Most days Cuba is kind of dead to me. But every once in a
while a wave of longing will hit me and it’s all I can do not to hijack a plane to Havana or something. I resent the hell out of the politicians and the generals who force events on us that structure our lives, that dictate the memories we’ll have when we’re old. Every day Cuba fades a little more inside me, my grandmother fades a little more inside me. And there’s only my imagination where our history should be.
It doesn’t help that Mom refuses to talk about Abuela Celia. She gets annoyed every time I ask her and she shuts me up quickly, like I’m prying into top secret information. Dad is more open, but he can’t tell me what I really want to know, like why Mom hardly speaks to Abuela or why she still keeps her riding crops from Cuba. Most of the time, he’s too busy refereeing the fights between us, or else he’s just in his own orbit.
Dad feels kind of lost here in Brooklyn. I think he stays in his workshop most of the day because he’d get too depressed or crazy otherwise. Sometimes I think we should have moved to a ranch in Wyoming or Montana. He would have been happy there with his horses and his cows, his land, and a big empty sky overhead. Dad only looks alive when he talks about the past, about Cuba. But we don’t discuss that much either lately. Things haven’t been the same since I saw him with that blond bombshell. I never said anything to him, but it’s like a cut on my tongue that never healed.
* * *
Mom has decided she wants me to paint a mural for her second Yankee Doodle Bakery.
“I want a big painting like the Mexicans do, but pro-American,” she specifies.
“You want to commission
me
to paint something for
you?”
“Si
, Pilar. You’re a painter, no? So paint!”
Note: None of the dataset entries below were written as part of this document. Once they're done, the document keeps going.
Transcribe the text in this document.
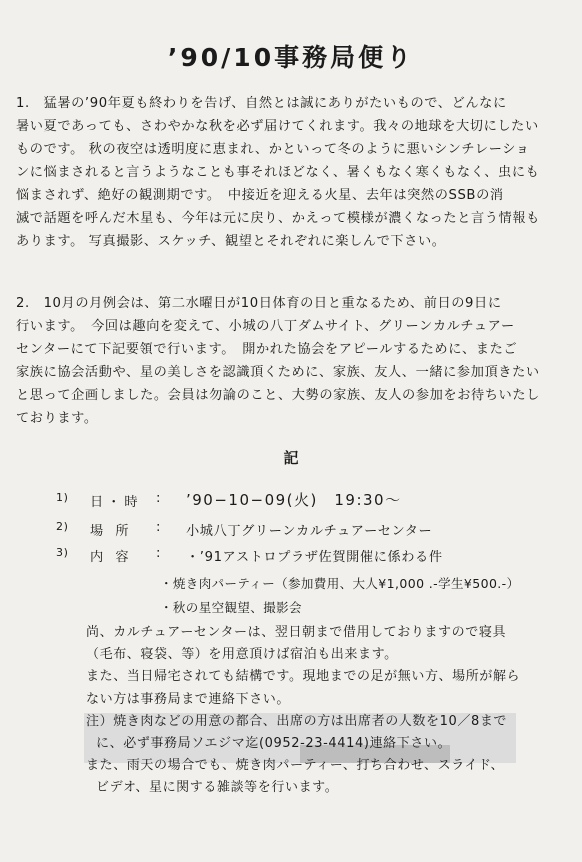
’90/10事務局便り
1.　猛暑の’90年夏も終わりを告げ、自然とは誠にありがたいもので、どんなに
暑い夏であっても、さわやかな秋を必ず届けてくれます。我々の地球を大切にしたい
ものです。 秋の夜空は透明度に恵まれ、かといって冬のように悪いシンチレーショ
ンに悩まされると言うようなことも事それほどなく、暑くもなく寒くもなく、虫にも
悩まされず、絶好の観測期です。　中接近を迎える火星、去年は突然のSSBの消
滅で話題を呼んだ木星も、今年は元に戻り、かえって模様が濃くなったと言う情報も
あります。 写真撮影、スケッチ、観望とそれぞれに楽しんで下さい。
2.　10月の月例会は、第二水曜日が10日体育の日と重なるため、前日の9日に
行います。　今回は趣向を変えて、小城の八丁ダムサイト、グリーンカルチュアー
センターにて下記要領で行います。　開かれた協会をアピールするために、またご
家族に協会活動や、星の美しさを認識頂くために、家族、友人、一緒に参加頂きたい
と思って企画しました。会員は勿論のこと、大勢の家族、友人の参加をお待ちいたし
ております。
記
1) 日・時 : ’90−10−09(火)　19:30〜
2) 場 所 : 小城八丁グリーンカルチュアーセンター
3) 内 容 : ・’91アストロプラザ佐賀開催に係わる件
・焼き肉パーティー（参加費用、大人¥1,000 .-学生¥500.-）
・秋の星空観望、撮影会
尚、カルチュアーセンターは、翌日朝まで借用しておりますので寝具
（毛布、寝袋、等）を用意頂けば宿泊も出来ます。
また、当日帰宅されても結構です。現地までの足が無い方、場所が解ら
ない方は事務局まで連絡下さい。
注）焼き肉などの用意の都合、出席の方は出席者の人数を10／8まで
に、必ず事務局ソエジマ迄(0952-23-4414)連絡下さい。
また、雨天の場合でも、焼き肉パーティー、打ち合わせ、スライド、
ビデオ、星に関する雑談等を行います。
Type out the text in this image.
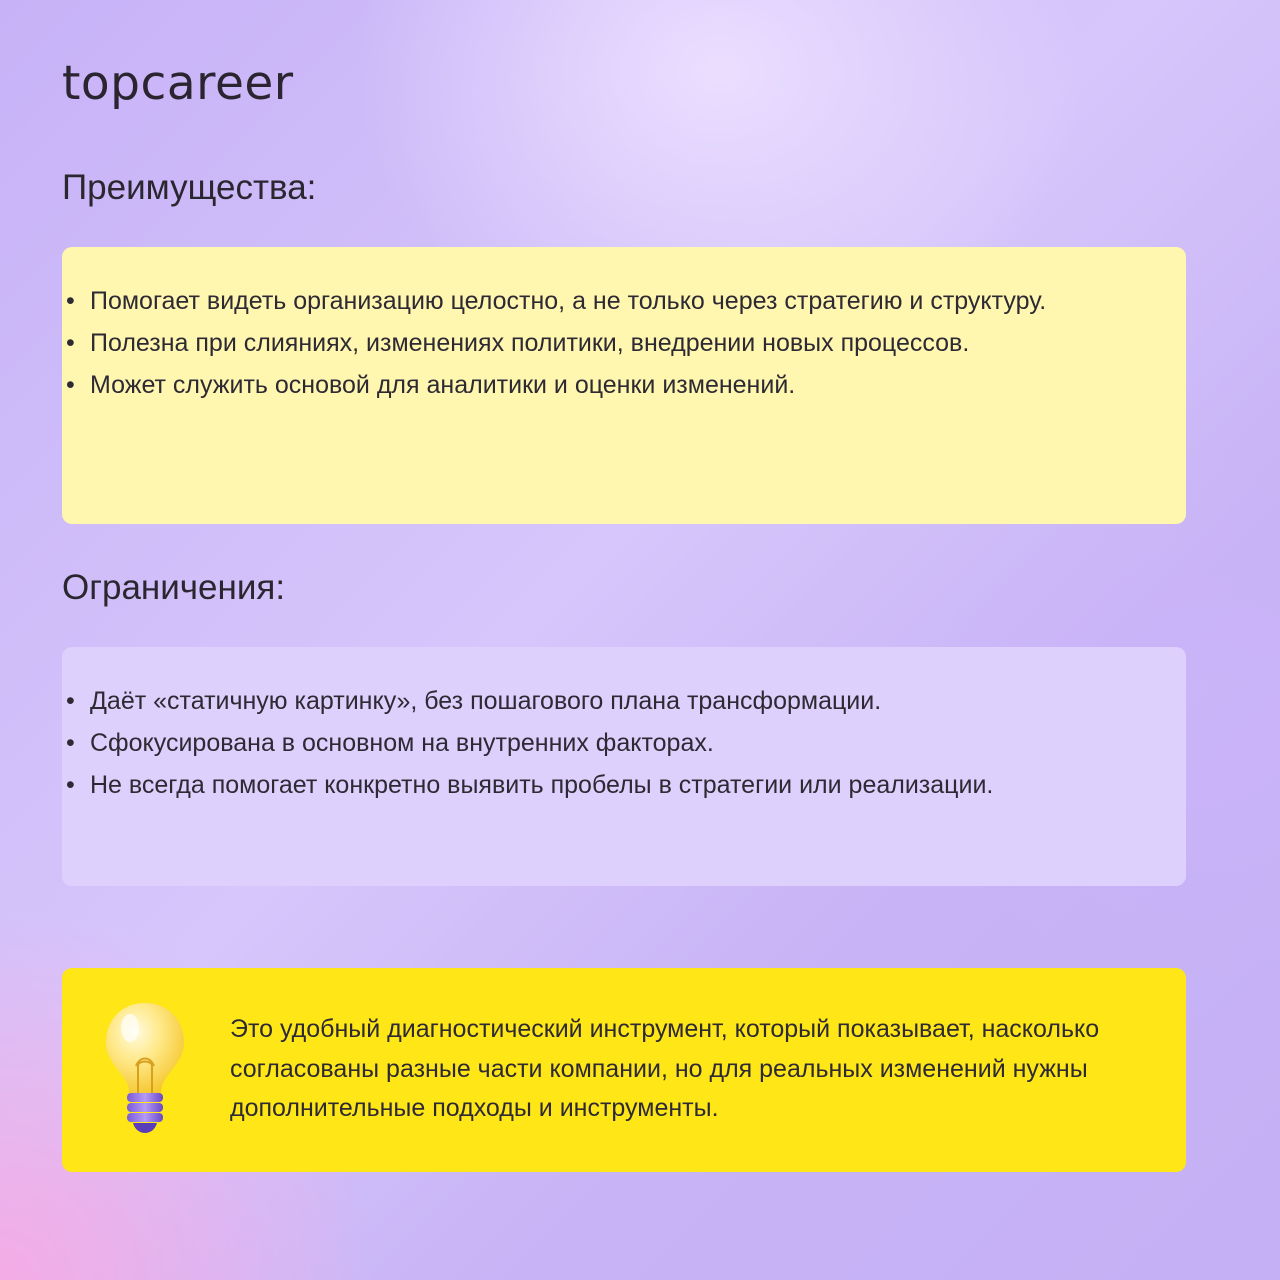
topcareer
Преимущества:
• Помогает видеть организацию целостно, а не только через стратегию и структуру.
• Полезна при слияниях, изменениях политики, внедрении новых процессов.
• Может служить основой для аналитики и оценки изменений.
Ограничения:
• Даёт «статичную картинку», без пошагового плана трансформации.
• Сфокусирована в основном на внутренних факторах.
• Не всегда помогает конкретно выявить пробелы в стратегии или реализации.
Это удобный диагностический инструмент, который показывает, насколько согласованы разные части компании, но для реальных изменений нужны дополнительные подходы и инструменты.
“You’ve got to be kidding.”
“Painting is painting, no?”
“Look, Mom, I don’t think you understand. I don’t
do
bakeries.”
“You’re embarrassed? My bakery is not good enough for you?”
“It’s not that.”
“This bakery paid for your painting classes.”
“It has nothing to do with that, either.”
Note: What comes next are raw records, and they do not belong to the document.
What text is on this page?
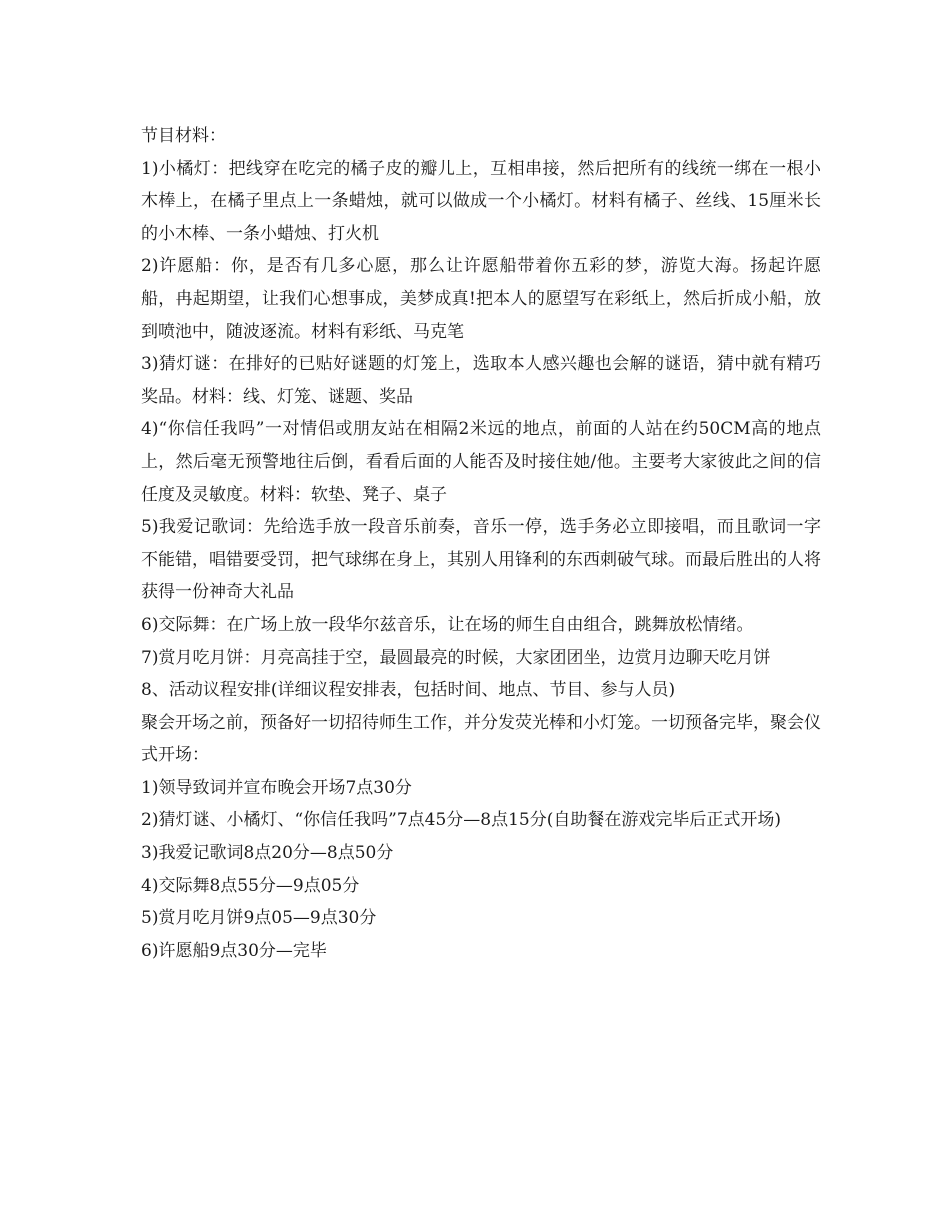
节目材料：

1)小橘灯：把线穿在吃完的橘子皮的瓣儿上，互相串接，然后把所有的线统一绑在一根小木棒上，在橘子里点上一条蜡烛，就可以做成一个小橘灯。材料有橘子、丝线、15厘米长的小木棒、一条小蜡烛、打火机

2)许愿船：你，是否有几多心愿，那么让许愿船带着你五彩的梦，游览大海。扬起许愿船，冉起期望，让我们心想事成，美梦成真!把本人的愿望写在彩纸上，然后折成小船，放到喷池中，随波逐流。材料有彩纸、马克笔

3)猜灯谜：在排好的已贴好谜题的灯笼上，选取本人感兴趣也会解的谜语，猜中就有精巧奖品。材料：线、灯笼、谜题、奖品

4)“你信任我吗”一对情侣或朋友站在相隔2米远的地点，前面的人站在约50CM高的地点上，然后毫无预警地往后倒，看看后面的人能否及时接住她/他。主要考大家彼此之间的信任度及灵敏度。材料：软垫、凳子、桌子

5)我爱记歌词：先给选手放一段音乐前奏，音乐一停，选手务必立即接唱，而且歌词一字不能错，唱错要受罚，把气球绑在身上，其别人用锋利的东西刺破气球。而最后胜出的人将获得一份神奇大礼品

6)交际舞：在广场上放一段华尔兹音乐，让在场的师生自由组合，跳舞放松情绪。

7)赏月吃月饼：月亮高挂于空，最圆最亮的时候，大家团团坐，边赏月边聊天吃月饼

8、活动议程安排(详细议程安排表，包括时间、地点、节目、参与人员)

聚会开场之前，预备好一切招待师生工作，并分发荧光棒和小灯笼。一切预备完毕，聚会仪式开场：

1)领导致词并宣布晚会开场7点30分

2)猜灯谜、小橘灯、“你信任我吗”7点45分—8点15分(自助餐在游戏完毕后正式开场)

3)我爱记歌词8点20分—8点50分

4)交际舞8点55分—9点05分

5)赏月吃月饼9点05—9点30分

6)许愿船9点30分—完毕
“If Michelangelo were alive today, he wouldn’t be so proud.”
“Mom, believe me, Michelangelo would definitely
not
be painting bakeries.”
“Don’t be so sure. Most artists are starving. They don’t have all the advantages like you. They take heroin to forget.”
“Jesus Christ!”
“This could be a good opportunity for you, Pilar. A lot of important people come to my shop. Judges and lawyers from the courts, executives from Brooklyn Union Gas. Maybe they’ll see your painting. You could become famous.”
My mother talks and talks, but I block out her words. For some reason I think about Jacoba Van Heemskerck, a Dutch expressionist painter I’ve become interested in lately. Her paintings feel organic to me, like breathing abstractions of color. She refused to title her paintings (much less do patriotic murals for her mother’s bakery) and numbered her works instead. I mean, who needs words when colors and lines conjure up their own language? That’s what I want to do with my paintings, find a unique language, obliterate the clichés.
I think about all the women artists throughout history who managed to paint despite the odds against them. People still ask where all the important women painters are instead of looking at what they did paint and trying to understand their circumstances. Even supposedly knowledgeable and sensitive people react to good art by a woman as if it were an anomaly, a product of a freak nature or a direct result of her association with a male
painter or mentor. Nobody’s even heard of feminism in art school. The male teachers and students still call the shots and get the serious attention and the fellowships that further their careers. As for the women, we’re supposed to make extra money modeling nude. What kind of bullshit revolution is that?